The study supports the effectiveness of carbon taxes in reducing GHG emissions, aligning with Progressive and Pigouvian Tax Theories. Most countries saw emissions decrease, but Norway's unexpected positive correlation suggests specific national policies or exemptions may impact effectiveness. Further analysis is needed to understand these anomalies (Nordhaus, 1992; Weyant, 1999). The research confirms that well-designed carbon taxes effectively reduce GHG emissions and mitigate climate change. It emphasizes the need for balanced policies that integrate both environmental and economic considerations to maximize their impact.
5. Finding and conclusion
The study confirms that carbon taxes have significantly reduced greenhouse gas emissions in Finland, Sweden, Slovenia and Denmark, aligning with prior literature. However, Norway's case shows a positive but not statistically significant correlation, suggesting potential issues like industry exemptions that may affect tax effectiveness. The research highlights the importance of balancing business protection with environmental goals to enhance carbon tax policies. Using Karl Pearson's correlation and the Phillips-Perron Unit Root Test, the study found significant negative correlations between carbon tax rates and emissions in most countries, indicating the effectiveness of these taxes. Nevertheless, Norway's unique situation underscores the need for further investigation into how specific national policies impact tax efficacy. Overall, while carbon taxes are generally effective, their success can vary depending on country-specific conditions and policy implementation.
6. Implications and Suggestions
Carbon taxes can significantly reduce greenhouse gas emissions and promote renewable energy, despite potential financial burdens. Finland's successful model offers valuable insights for developing nations, while Norway's example underscores the need for eliminating environmentally harmful practices and supporting renewable energy. Early adopters of carbon taxes provide a useful benchmark for others, emphasizing the importance of global cooperation in transitioning to sustainable energy sources. The research recommends enhancing carbon tax policies by incentivizing renewable energy investments through tax credits, grants and low-interest loans for advanced technologies. Allocating carbon tax revenues to renewable energy projects can create a self-reinforcing system that reduces emissions and supports green infrastructure. Additionally, targeted tax rebates for high-efficiency projects, including smart grid technologies and energy storage, are advised to optimize carbon reduction.
The study highlights the importance of public-private partnerships (PPPs) in scaling renewable energy, especially in developing regions, and recommends government support through clear guidelines and risk-sharing mechanisms. It advocates for a dynamic carbon tax system that adjusts rates based on real-time data and suggests educational campaigns to enhance understanding and support for renewable energy and carbon taxes. These measures aim to turn research findings into effective policies for carbon reduction and sustainable development.
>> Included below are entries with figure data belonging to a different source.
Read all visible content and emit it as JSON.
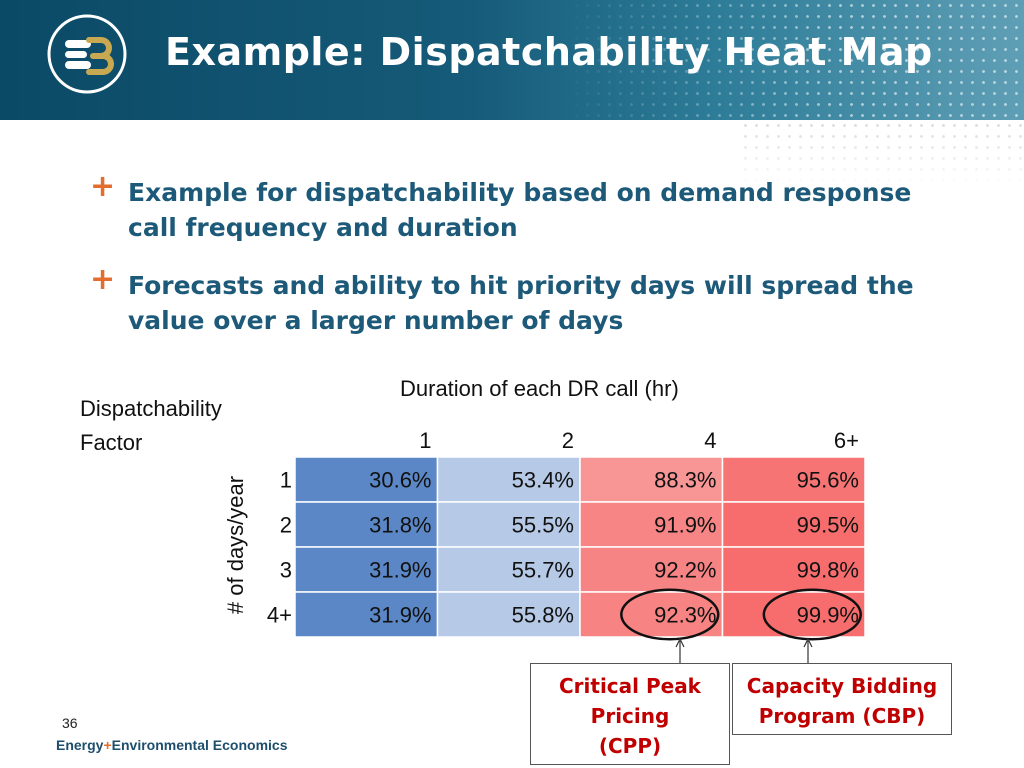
{
  "slide": {
    "title": "Example: Dispatchability Heat Map",
    "page_number": "36",
    "footer": {
      "part1": "Energy",
      "plus": "+",
      "part2": "Environmental Economics"
    }
  },
  "bullets": [
    {
      "marker": "+",
      "text": "Example for dispatchability based on demand response call frequency and duration"
    },
    {
      "marker": "+",
      "text": "Forecasts and ability to hit priority days will spread the value over a larger number of days"
    }
  ],
  "callouts": [
    {
      "text": "Critical Peak Pricing (CPP)",
      "lines": [
        "Critical Peak",
        "Pricing",
        "(CPP)"
      ]
    },
    {
      "text": "Capacity Bidding Program (CBP)",
      "lines": [
        "Capacity Bidding",
        "Program (CBP)"
      ]
    }
  ],
  "colors": {
    "header_dark": "#0b4a66",
    "accent_orange": "#e36c2f",
    "bullet_text": "#1d5978",
    "callout_text": "#c00000",
    "blue_cell": "#5b87c6",
    "lightblue_cell": "#b6c9e6",
    "pink_cell": "#f8a6a6",
    "red_cell": "#f76d6d"
  },
  "chart_data": {
    "type": "heatmap",
    "title": "Duration of each DR call (hr)",
    "corner_label": [
      "Dispatchability",
      "Factor"
    ],
    "xlabel": "Duration of each DR call (hr)",
    "ylabel": "# of days/year",
    "columns": [
      "1",
      "2",
      "4",
      "6+"
    ],
    "rows": [
      "1",
      "2",
      "3",
      "4+"
    ],
    "values": [
      [
        30.6,
        53.4,
        88.3,
        95.6
      ],
      [
        31.8,
        55.5,
        91.9,
        99.5
      ],
      [
        31.9,
        55.7,
        92.2,
        99.8
      ],
      [
        31.9,
        55.8,
        92.3,
        99.9
      ]
    ],
    "labels": [
      [
        "30.6%",
        "53.4%",
        "88.3%",
        "95.6%"
      ],
      [
        "31.8%",
        "55.5%",
        "91.9%",
        "99.5%"
      ],
      [
        "31.9%",
        "55.7%",
        "92.2%",
        "99.8%"
      ],
      [
        "31.9%",
        "55.8%",
        "92.3%",
        "99.9%"
      ]
    ],
    "highlighted_cells": [
      {
        "row": "4+",
        "column": "4",
        "callout": "Critical Peak Pricing (CPP)"
      },
      {
        "row": "4+",
        "column": "6+",
        "callout": "Capacity Bidding Program (CBP)"
      }
    ]
  }
}
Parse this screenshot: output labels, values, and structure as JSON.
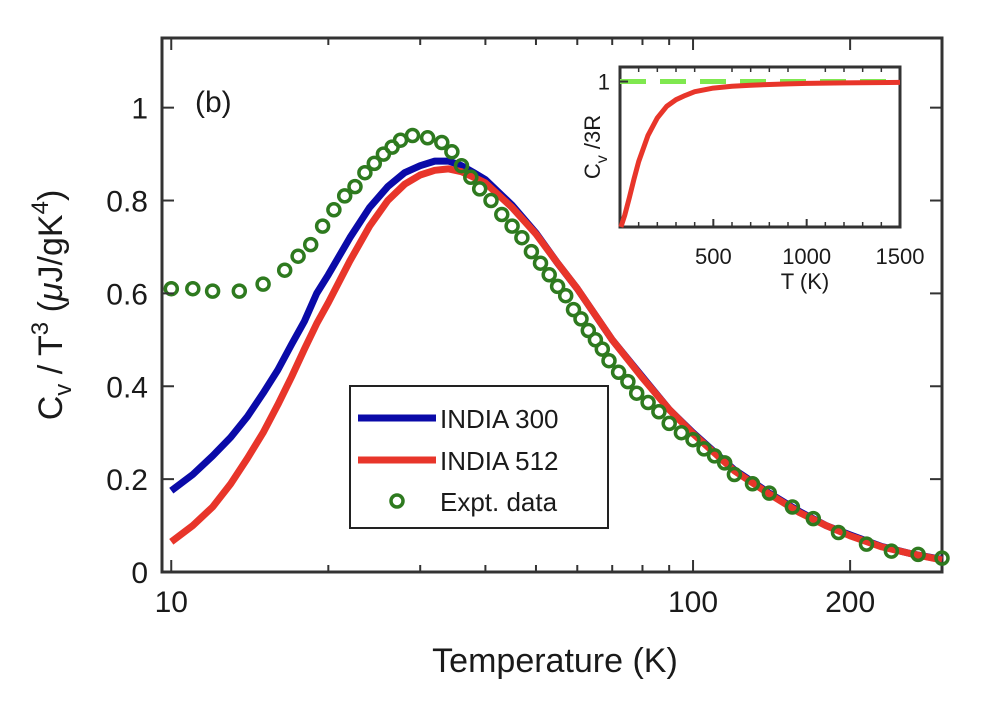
{
  "chart_data": [
    {
      "type": "line",
      "panel_label": "(b)",
      "xlabel": "Temperature (K)",
      "ylabel": {
        "main": "C",
        "sub": "v",
        "mid": " / T",
        "sup": "3",
        "unit_open": " (",
        "mu": "μ",
        "unit_mid": "J/gK",
        "unit_sup": "4",
        "unit_close": ")"
      },
      "x_scale": "log",
      "xlim": [
        9.6,
        300
      ],
      "ylim": [
        0,
        1.15
      ],
      "x_ticks": [
        {
          "value": 10,
          "label": "10"
        },
        {
          "value": 20,
          "label": ""
        },
        {
          "value": 30,
          "label": ""
        },
        {
          "value": 40,
          "label": ""
        },
        {
          "value": 50,
          "label": ""
        },
        {
          "value": 60,
          "label": ""
        },
        {
          "value": 70,
          "label": ""
        },
        {
          "value": 80,
          "label": ""
        },
        {
          "value": 90,
          "label": ""
        },
        {
          "value": 100,
          "label": "100"
        },
        {
          "value": 200,
          "label": "200"
        }
      ],
      "y_ticks": [
        {
          "value": 0,
          "label": "0"
        },
        {
          "value": 0.2,
          "label": "0.2"
        },
        {
          "value": 0.4,
          "label": "0.4"
        },
        {
          "value": 0.6,
          "label": "0.6"
        },
        {
          "value": 0.8,
          "label": "0.8"
        },
        {
          "value": 1,
          "label": "1"
        }
      ],
      "grid": false,
      "legend_position": "lower-center",
      "series": [
        {
          "name": "INDIA 300",
          "style": "line",
          "color": "#0a0aa8",
          "x": [
            10,
            11,
            12,
            13,
            14,
            15,
            16,
            17,
            18,
            19,
            20,
            22,
            24,
            26,
            28,
            30,
            32,
            34,
            36,
            38,
            40,
            45,
            50,
            55,
            60,
            70,
            80,
            90,
            100,
            120,
            140,
            160,
            180,
            200,
            230,
            260,
            300
          ],
          "y": [
            0.175,
            0.21,
            0.25,
            0.29,
            0.335,
            0.385,
            0.435,
            0.49,
            0.54,
            0.6,
            0.64,
            0.72,
            0.785,
            0.83,
            0.86,
            0.875,
            0.885,
            0.885,
            0.875,
            0.86,
            0.845,
            0.79,
            0.73,
            0.665,
            0.61,
            0.5,
            0.42,
            0.35,
            0.3,
            0.22,
            0.17,
            0.13,
            0.1,
            0.08,
            0.055,
            0.04,
            0.027
          ]
        },
        {
          "name": "INDIA 512",
          "style": "line",
          "color": "#e8352a",
          "x": [
            10,
            11,
            12,
            13,
            14,
            15,
            16,
            17,
            18,
            19,
            20,
            22,
            24,
            26,
            28,
            30,
            32,
            34,
            36,
            38,
            40,
            45,
            50,
            55,
            60,
            70,
            80,
            90,
            100,
            120,
            140,
            160,
            180,
            200,
            230,
            260,
            300
          ],
          "y": [
            0.065,
            0.1,
            0.14,
            0.19,
            0.245,
            0.3,
            0.36,
            0.42,
            0.48,
            0.535,
            0.58,
            0.67,
            0.745,
            0.8,
            0.835,
            0.855,
            0.865,
            0.868,
            0.862,
            0.85,
            0.838,
            0.785,
            0.728,
            0.665,
            0.61,
            0.5,
            0.418,
            0.35,
            0.298,
            0.218,
            0.168,
            0.128,
            0.1,
            0.078,
            0.054,
            0.04,
            0.026
          ]
        },
        {
          "name": "Expt. data",
          "style": "markers",
          "color": "#2e7a1f",
          "x": [
            10,
            11,
            12,
            13.5,
            15,
            16.5,
            17.5,
            18.5,
            19.5,
            20.5,
            21.5,
            22.5,
            23.5,
            24.5,
            25.5,
            26.5,
            27.5,
            29,
            31,
            33,
            34.5,
            36,
            37.5,
            39,
            41,
            43,
            45,
            47,
            49,
            51,
            53,
            55,
            57,
            59,
            61,
            63,
            65,
            67,
            69,
            72,
            75,
            78,
            82,
            86,
            90,
            95,
            100,
            105,
            110,
            115,
            120,
            130,
            140,
            155,
            170,
            190,
            215,
            240,
            270,
            300
          ],
          "y": [
            0.61,
            0.61,
            0.605,
            0.605,
            0.62,
            0.65,
            0.68,
            0.705,
            0.745,
            0.78,
            0.81,
            0.83,
            0.86,
            0.88,
            0.9,
            0.915,
            0.93,
            0.94,
            0.935,
            0.925,
            0.905,
            0.875,
            0.85,
            0.825,
            0.8,
            0.77,
            0.745,
            0.72,
            0.69,
            0.665,
            0.64,
            0.615,
            0.595,
            0.565,
            0.545,
            0.52,
            0.5,
            0.48,
            0.455,
            0.43,
            0.41,
            0.385,
            0.365,
            0.345,
            0.32,
            0.3,
            0.285,
            0.265,
            0.25,
            0.235,
            0.21,
            0.19,
            0.17,
            0.14,
            0.115,
            0.085,
            0.06,
            0.045,
            0.038,
            0.03
          ]
        }
      ]
    },
    {
      "type": "line",
      "xlabel": "T (K)",
      "ylabel": {
        "main": "C",
        "sub": "v",
        "rest": " /3R"
      },
      "xlim": [
        0,
        1500
      ],
      "ylim": [
        0,
        1.1
      ],
      "x_ticks": [
        {
          "value": 500,
          "label": "500"
        },
        {
          "value": 1000,
          "label": "1000"
        },
        {
          "value": 1500,
          "label": "1500"
        }
      ],
      "y_ticks": [
        {
          "value": 1,
          "label": "1"
        }
      ],
      "grid": false,
      "series": [
        {
          "style": "dashed",
          "color": "#7fe84f",
          "x": [
            0,
            1500
          ],
          "y": [
            1,
            1
          ]
        },
        {
          "style": "line",
          "color": "#e8352a",
          "x": [
            5,
            25,
            50,
            75,
            100,
            150,
            200,
            250,
            300,
            350,
            400,
            500,
            600,
            700,
            800,
            900,
            1000,
            1200,
            1500
          ],
          "y": [
            0.0,
            0.08,
            0.2,
            0.33,
            0.45,
            0.63,
            0.75,
            0.83,
            0.875,
            0.905,
            0.93,
            0.955,
            0.967,
            0.975,
            0.98,
            0.984,
            0.987,
            0.991,
            0.994
          ]
        }
      ]
    }
  ]
}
7. Limitations of the study
This study has a few limitations. Access to data is the major issue due to the inconsistencies in reporting greenhouse gas emissions, carbon tax rates and economic indicators. Variations in regional and sectoral impacts of carbon taxes within a country have been overlooked. External factors like technological advancements, which can affect the result, have not been included in this study due to the unavailability of such data.
8. Future Research Directions
Future research can focus on analyzing industry-specific responses to the carbon tax implementation. Comparative studies of different regional taxation models can identify success factors in a country. Exploration of the role of technological innovation, if data is available in the future, can help the policymaker in the better implementation of such policies. Integrating insights from other environmental policies will help in creating a cohesive policy framework. These approaches will enhance current research and improve climate change mitigation strategies.